O que então você  deve fazer, se está com dor ou dificuldade para amamentar? 

O primeiro passo é procurar ajuda e avaliação de um profissional especialista em amamentação. Existem diversas causas que podem levar a dor na amamentação e não raras vezes elas ocorrem concomitantes. Precisa observar a característica da fissura no peito, se houver, as características dessa dor, avaliar o bebê, a boca do bebê e a mãe e o peito da mãe. Avaliar a mamada.Detalhadamente. Não é tão simples assim, afinal.

Nesse caso acima, um freio lingual não tão óbvio não foi identificado logo no início, ou não foi dada a devida importância à ele, e essa pequena alteração anatômica trouxe outros inúmeros problemas.

O bebê tem um freio lingual curto, o que isso significa? 

O freio lingual curto é uma pequena membrana que fica abaixo da língua e limita a movimentação da mesma. Parece algo pequeno, porém a limitação da movimentação lingual altera toda a anatomia e a fisiologia da mamada, fazendo com que ocorra inúmeras dificuldades. Trata-se apenas da ponta do iceberg.
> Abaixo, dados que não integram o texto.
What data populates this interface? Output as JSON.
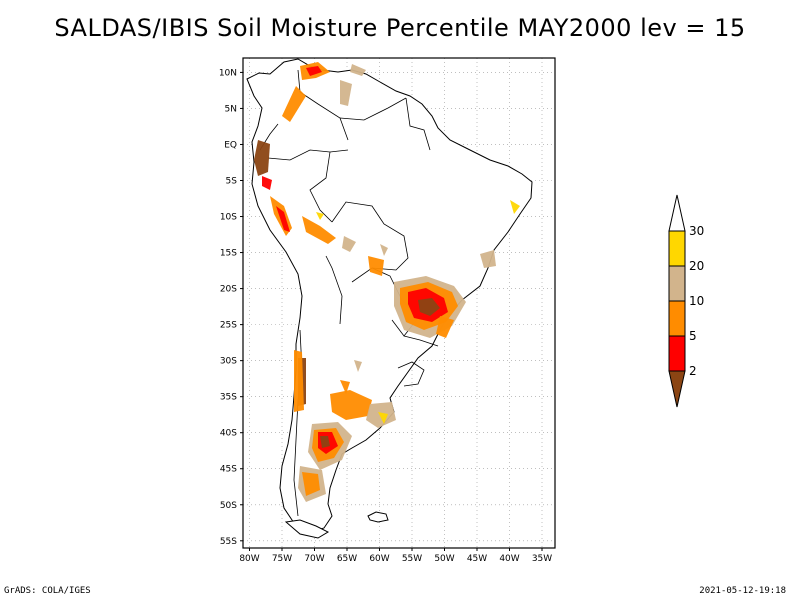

O freio lingual curto pode levar à pega incorreta, ou pode até mesmo impedir que o bebê consiga abocanhar o seio, pois o movimento de protusão e elevação da língua estão prejudicados. Isso pode causar uma dificuldade enorme do bebê mamar, e são aqueles quadros em que o bebê muitas vezes dorme no peito ou fica horas e horas mamando, sem parecer satisfeito. Também pode contribuir para um ganho de peso inadequado ou insuficiente do bebê.
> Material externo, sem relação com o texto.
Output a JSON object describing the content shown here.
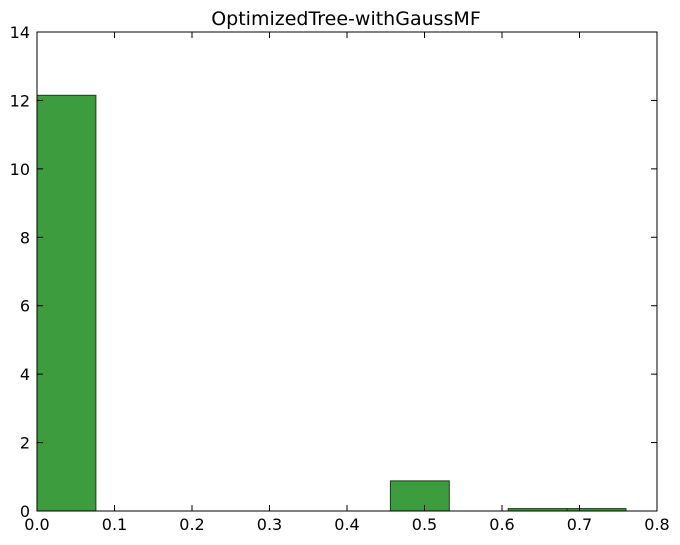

Além disso, o bebê não consegue esvaziar a mama adequadamente, levando a ingurgitamento mamário e mastite, e à longo prazo, redução da produção de leite.

E a dor, porque ela ocorre? 

O bebê não consegue fazer a pega correta no seio, levando à pega incorreta. O freio lingual muda a mecânica da mamada fazendo com que essa seja por vezes extremamente dolorosa. Pode levar à fissuras mamilares que não cicatrizam, ou mesmo nenhuma lesão mamilar, mas uma dor absurda devido a pressão que o bebê faz para abocanhar o seio. Algumas mães relatam uma sensação de que está pressionando o mamilo o tempo todo ou uma sensação de lixa no mesmo, ou uma sensação de”esfregar o mamilo no asfalto”.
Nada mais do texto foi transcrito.